His hands go back into the dishwater. Little clusters of bubbles float to the hair on his arms and cling there. "No, it's necessary work," he says. "No pain, no gain, eh?"
He has this look all of a sudden, the lost look I saw on him when we first met at that gala in Prague, just a second's slip from the teenager's air of confidence and momentum that had carried him. I could have used it against him, what I saw there, or twisted it to some advantage, but instead I'd called in a couple of favors to get the kid to where he wanted to go--America. I had to see what it would do to a kid, you know--to step in and save him instead of step in and use him.
He turns to me now. The eyebrows go up and he forces a smile but his eyes are too shiny. "My father," he says finally. He shrugs and turns back to the sink. "The news came yesterday."
"They shot him?"
"It was inevitable, I suppose."
Something in my stomach tightens. My hand finds his shoulder. We stand like that in front of the window, watching a truck back into the alley on the far side of the street.
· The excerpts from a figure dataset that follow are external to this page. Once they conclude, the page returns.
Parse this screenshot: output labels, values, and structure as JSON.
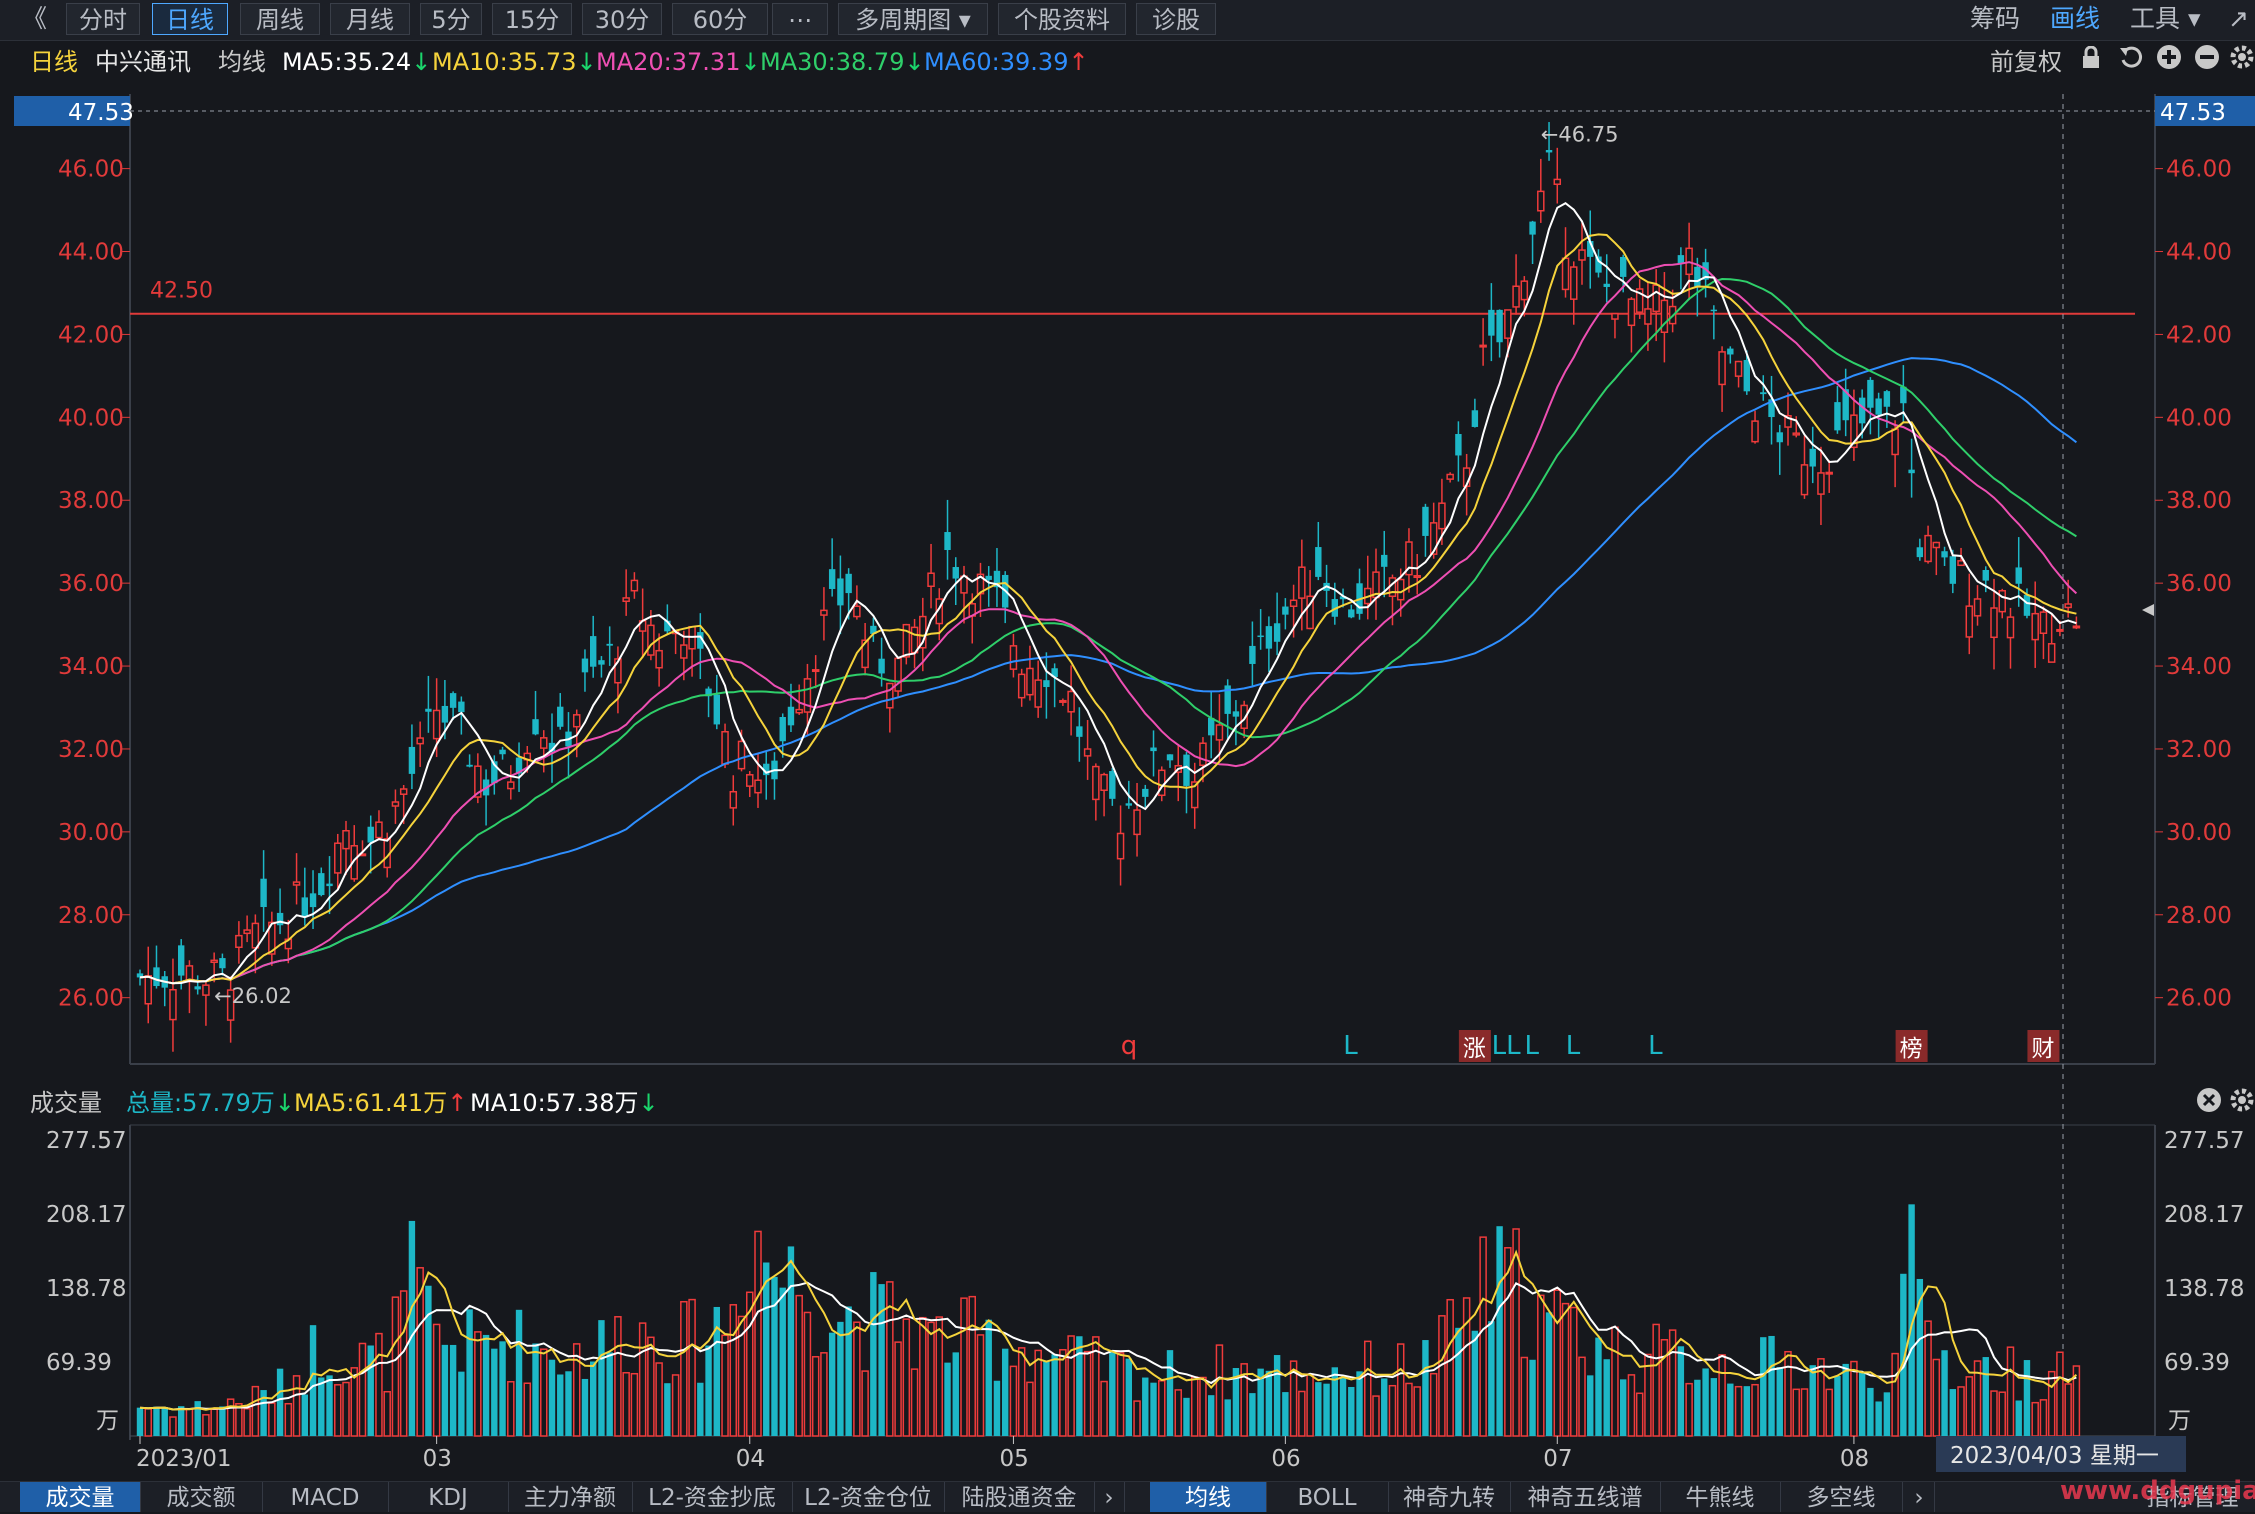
{
  "toolbar": {
    "back": "《",
    "tabs": [
      "分时",
      "日线",
      "周线",
      "月线",
      "5分",
      "15分",
      "30分",
      "60分",
      "⋯",
      "多周期图 ▾",
      "个股资料",
      "诊股"
    ],
    "active_tab": 1,
    "right": {
      "chip": "筹码",
      "draw": "画线",
      "tools": "工具 ▾",
      "more": "↗"
    }
  },
  "ma_header": {
    "period": "日线",
    "stock": "中兴通讯",
    "label": "均线",
    "ma5": "MA5:35.24",
    "ma10": "MA10:35.73",
    "ma20": "MA20:37.31",
    "ma30": "MA30:38.79",
    "ma60": "MA60:39.39",
    "adjust": "前复权",
    "colors": {
      "ma5": "#ffffff",
      "ma10": "#f5d33c",
      "ma20": "#ee4fb3",
      "ma30": "#2fcf6a",
      "ma60": "#2f8fff",
      "up": "#ef3b3b",
      "down": "#1db7c7"
    }
  },
  "vol_header": {
    "label": "成交量",
    "total": "总量:57.79万",
    "ma5": "MA5:61.41万",
    "ma10": "MA10:57.38万"
  },
  "chart_data": {
    "type": "candlestick",
    "price_axis_labels": [
      "46.00",
      "44.00",
      "42.00",
      "40.00",
      "38.00",
      "36.00",
      "34.00",
      "32.00",
      "30.00",
      "28.00",
      "26.00"
    ],
    "price_top": "47.53",
    "ylim": [
      24.4,
      47.8
    ],
    "hline": {
      "value": 42.5,
      "label": "42.50"
    },
    "high_label": "46.75",
    "low_label": "26.02",
    "vol_axis_labels": [
      "277.57",
      "208.17",
      "138.78",
      "69.39"
    ],
    "vol_unit": "万",
    "vol_ylim": [
      0,
      277.57
    ],
    "x_labels": [
      {
        "text": "2023/01",
        "index": 0
      },
      {
        "text": "03",
        "index": 36
      },
      {
        "text": "04",
        "index": 74
      },
      {
        "text": "05",
        "index": 106
      },
      {
        "text": "06",
        "index": 139
      },
      {
        "text": "07",
        "index": 172
      },
      {
        "text": "08",
        "index": 208
      }
    ],
    "crosshair_date": "2023/04/03 星期一",
    "markers": [
      {
        "text": "q",
        "index": 120,
        "style": "red"
      },
      {
        "text": "L",
        "index": 147,
        "style": "cyan"
      },
      {
        "text": "涨",
        "index": 162,
        "style": "box"
      },
      {
        "text": "LL",
        "index": 165,
        "style": "cyan"
      },
      {
        "text": "L",
        "index": 169,
        "style": "cyan"
      },
      {
        "text": "L",
        "index": 174,
        "style": "cyan"
      },
      {
        "text": "L",
        "index": 184,
        "style": "cyan"
      },
      {
        "text": "榜",
        "index": 215,
        "style": "box"
      },
      {
        "text": "财",
        "index": 231,
        "style": "box"
      }
    ],
    "anchors": [
      [
        0,
        26.5
      ],
      [
        5,
        26.6
      ],
      [
        10,
        26.4
      ],
      [
        14,
        27.5
      ],
      [
        18,
        28.0
      ],
      [
        22,
        28.8
      ],
      [
        25,
        30.2
      ],
      [
        28,
        29.8
      ],
      [
        31,
        30.6
      ],
      [
        34,
        31.8
      ],
      [
        36,
        33.0
      ],
      [
        39,
        32.3
      ],
      [
        42,
        31.2
      ],
      [
        45,
        31.5
      ],
      [
        48,
        32.8
      ],
      [
        51,
        32.0
      ],
      [
        54,
        33.5
      ],
      [
        57,
        34.2
      ],
      [
        60,
        35.6
      ],
      [
        63,
        34.6
      ],
      [
        66,
        35.0
      ],
      [
        69,
        33.5
      ],
      [
        72,
        31.5
      ],
      [
        74,
        31.8
      ],
      [
        76,
        30.9
      ],
      [
        79,
        32.9
      ],
      [
        83,
        35.0
      ],
      [
        86,
        35.9
      ],
      [
        89,
        34.2
      ],
      [
        92,
        34.0
      ],
      [
        95,
        35.2
      ],
      [
        98,
        36.7
      ],
      [
        101,
        36.1
      ],
      [
        104,
        35.5
      ],
      [
        107,
        34.2
      ],
      [
        110,
        34.0
      ],
      [
        113,
        33.2
      ],
      [
        116,
        31.0
      ],
      [
        119,
        30.4
      ],
      [
        122,
        31.2
      ],
      [
        125,
        32.0
      ],
      [
        128,
        31.3
      ],
      [
        131,
        32.3
      ],
      [
        134,
        33.3
      ],
      [
        137,
        34.8
      ],
      [
        140,
        35.6
      ],
      [
        143,
        36.4
      ],
      [
        146,
        35.4
      ],
      [
        149,
        35.6
      ],
      [
        152,
        36.1
      ],
      [
        155,
        36.6
      ],
      [
        158,
        37.7
      ],
      [
        161,
        39.1
      ],
      [
        163,
        41.3
      ],
      [
        165,
        41.8
      ],
      [
        167,
        43.0
      ],
      [
        169,
        44.6
      ],
      [
        171,
        45.9
      ],
      [
        173,
        44.4
      ],
      [
        175,
        43.8
      ],
      [
        177,
        43.2
      ],
      [
        180,
        42.9
      ],
      [
        183,
        42.4
      ],
      [
        186,
        43.1
      ],
      [
        188,
        43.8
      ],
      [
        190,
        42.8
      ],
      [
        192,
        41.6
      ],
      [
        195,
        40.6
      ],
      [
        198,
        39.9
      ],
      [
        201,
        39.3
      ],
      [
        204,
        39.1
      ],
      [
        207,
        39.6
      ],
      [
        210,
        39.9
      ],
      [
        212,
        39.9
      ],
      [
        214,
        40.2
      ],
      [
        216,
        37.0
      ],
      [
        219,
        36.3
      ],
      [
        222,
        36.0
      ],
      [
        225,
        35.9
      ],
      [
        228,
        35.4
      ],
      [
        231,
        34.9
      ],
      [
        233,
        35.3
      ],
      [
        235,
        35.2
      ]
    ],
    "vol_anchors": [
      [
        0,
        28
      ],
      [
        8,
        26
      ],
      [
        14,
        35
      ],
      [
        18,
        48
      ],
      [
        22,
        88
      ],
      [
        26,
        70
      ],
      [
        30,
        72
      ],
      [
        33,
        142
      ],
      [
        36,
        92
      ],
      [
        40,
        84
      ],
      [
        44,
        90
      ],
      [
        48,
        84
      ],
      [
        52,
        76
      ],
      [
        56,
        84
      ],
      [
        60,
        98
      ],
      [
        64,
        90
      ],
      [
        68,
        88
      ],
      [
        72,
        120
      ],
      [
        74,
        210
      ],
      [
        76,
        168
      ],
      [
        78,
        150
      ],
      [
        80,
        145
      ],
      [
        84,
        118
      ],
      [
        88,
        110
      ],
      [
        92,
        108
      ],
      [
        96,
        90
      ],
      [
        100,
        92
      ],
      [
        104,
        88
      ],
      [
        108,
        82
      ],
      [
        112,
        72
      ],
      [
        116,
        65
      ],
      [
        120,
        60
      ],
      [
        124,
        57
      ],
      [
        130,
        60
      ],
      [
        135,
        60
      ],
      [
        140,
        58
      ],
      [
        145,
        62
      ],
      [
        150,
        62
      ],
      [
        155,
        64
      ],
      [
        158,
        80
      ],
      [
        161,
        118
      ],
      [
        164,
        142
      ],
      [
        167,
        142
      ],
      [
        170,
        110
      ],
      [
        174,
        98
      ],
      [
        178,
        82
      ],
      [
        182,
        72
      ],
      [
        186,
        74
      ],
      [
        190,
        72
      ],
      [
        194,
        68
      ],
      [
        198,
        66
      ],
      [
        202,
        68
      ],
      [
        206,
        58
      ],
      [
        210,
        52
      ],
      [
        213,
        68
      ],
      [
        215,
        152
      ],
      [
        217,
        98
      ],
      [
        220,
        64
      ],
      [
        224,
        62
      ],
      [
        228,
        58
      ],
      [
        231,
        56
      ],
      [
        235,
        57
      ]
    ]
  },
  "bottom_tabs_left": [
    "成交量",
    "成交额",
    "MACD",
    "KDJ",
    "主力净额",
    "L2-资金抄底",
    "L2-资金仓位",
    "陆股通资金"
  ],
  "bottom_tabs_right": [
    "均线",
    "BOLL",
    "神奇九转",
    "神奇五线谱",
    "牛熊线",
    "多空线"
  ],
  "bottom_right": "指标管理",
  "watermark": "www.ddgupiao.com"
}
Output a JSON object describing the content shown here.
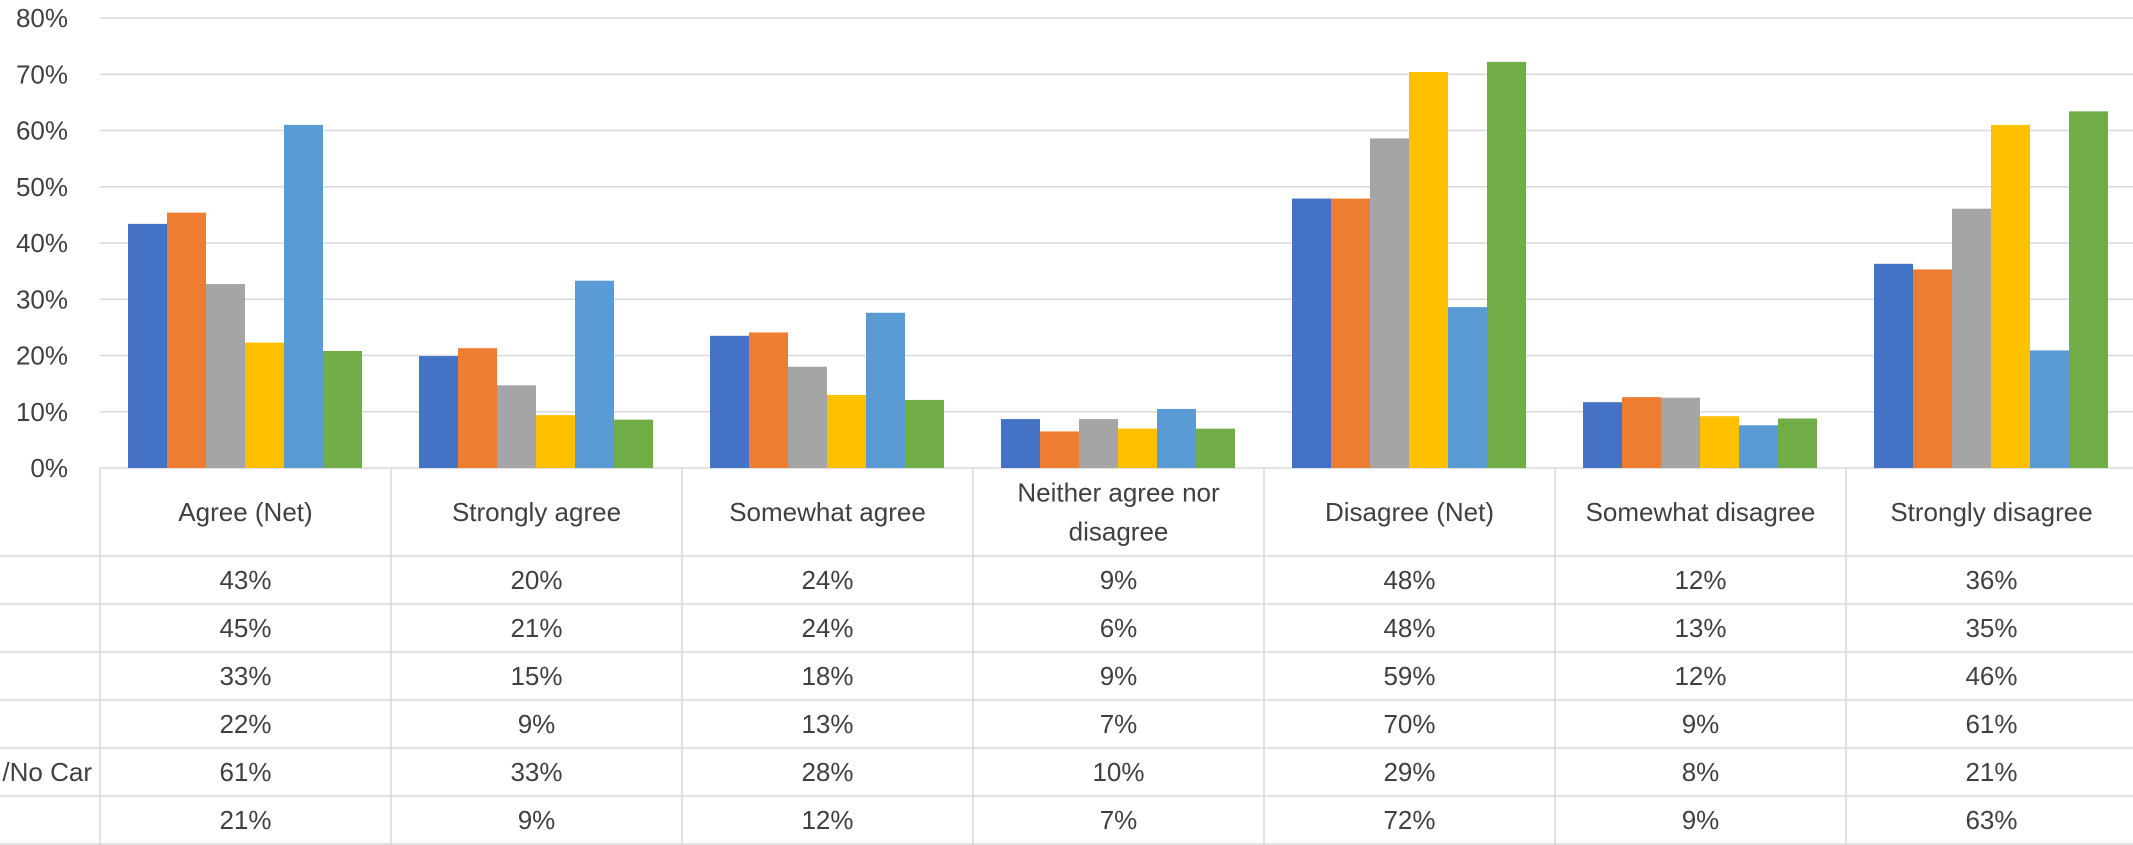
{
  "chart_data": {
    "type": "bar",
    "categories": [
      "Agree (Net)",
      "Strongly agree",
      "Somewhat agree",
      "Neither agree nor disagree",
      "Disagree (Net)",
      "Somewhat disagree",
      "Strongly disagree"
    ],
    "category_label_lines": [
      [
        "Agree (Net)"
      ],
      [
        "Strongly agree"
      ],
      [
        "Somewhat agree"
      ],
      [
        "Neither agree nor",
        "disagree"
      ],
      [
        "Disagree (Net)"
      ],
      [
        "Somewhat disagree"
      ],
      [
        "Strongly disagree"
      ]
    ],
    "series": [
      {
        "name": "",
        "color": "#4472C4",
        "values": [
          43.4,
          19.9,
          23.5,
          8.7,
          47.9,
          11.7,
          36.3
        ],
        "labels": [
          "43%",
          "20%",
          "24%",
          "9%",
          "48%",
          "12%",
          "36%"
        ]
      },
      {
        "name": "",
        "color": "#ED7D31",
        "values": [
          45.4,
          21.3,
          24.1,
          6.5,
          47.9,
          12.6,
          35.3
        ],
        "labels": [
          "45%",
          "21%",
          "24%",
          "6%",
          "48%",
          "13%",
          "35%"
        ]
      },
      {
        "name": "",
        "color": "#A5A5A5",
        "values": [
          32.7,
          14.7,
          18.0,
          8.7,
          58.6,
          12.5,
          46.1
        ],
        "labels": [
          "33%",
          "15%",
          "18%",
          "9%",
          "59%",
          "12%",
          "46%"
        ]
      },
      {
        "name": "",
        "color": "#FFC000",
        "values": [
          22.3,
          9.4,
          13.0,
          7.0,
          70.4,
          9.2,
          61.0
        ],
        "labels": [
          "22%",
          "9%",
          "13%",
          "7%",
          "70%",
          "9%",
          "61%"
        ]
      },
      {
        "name": "/No Car",
        "color": "#5B9BD5",
        "values": [
          61.0,
          33.3,
          27.6,
          10.5,
          28.6,
          7.6,
          20.9
        ],
        "labels": [
          "61%",
          "33%",
          "28%",
          "10%",
          "29%",
          "8%",
          "21%"
        ]
      },
      {
        "name": "",
        "color": "#70AD47",
        "values": [
          20.8,
          8.6,
          12.1,
          7.0,
          72.2,
          8.8,
          63.4
        ],
        "labels": [
          "21%",
          "9%",
          "12%",
          "7%",
          "72%",
          "9%",
          "63%"
        ]
      }
    ],
    "y_ticks": [
      "0%",
      "10%",
      "20%",
      "30%",
      "40%",
      "50%",
      "60%",
      "70%",
      "80%"
    ],
    "ylim": [
      0,
      80
    ],
    "grid": true,
    "data_table": true,
    "title": "",
    "xlabel": "",
    "ylabel": ""
  }
}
"I'd always hoped"--he shrugs--"to see him once more."
"Could've been worse, you know. They could've dragged it out." I feel the breath go in and out of me, empty. What would I know about a father you'd mourn?
Ché's shoulder tenses under my hand and I know he's going to need some space. I squeeze once and move away.
"He was just protecting my grandmother," I hear him say as I reach the hallway.
He's told me the story about how she got started, pulling some kid out of the way of a tank during the Prague invasion. How she kept going, whatever little bits of sabotage she could get away with. Eventually the secret police started to notice some of her work, though, and in the end Ché's dad had taken the fall to protect her. Someone from the old regime who still had influence behind the scenes had managed to add to the charges years later, part of a personal vendetta. His dad had been in prison since Ché was twelve.
I go into Ché's room, look at the bicycle next to the bed--the one he uses for runs to the grocery store or for errands. The front tire's flat thanks to a piece of glass he picked up on his last trip out. I turn the bike over and work off the wheel--quick release, just my luck. Rummaging through the desk drawers, I find the patch kit and sit down cross-legged on the carpet. When the door opens I'm sitting there on the floor, waiting for the patch cement to dry. I look up and shrug.
Figured you were going to need it.
That's what I'd planned to say, anyway. But when I open my mouth no words come. None are needed.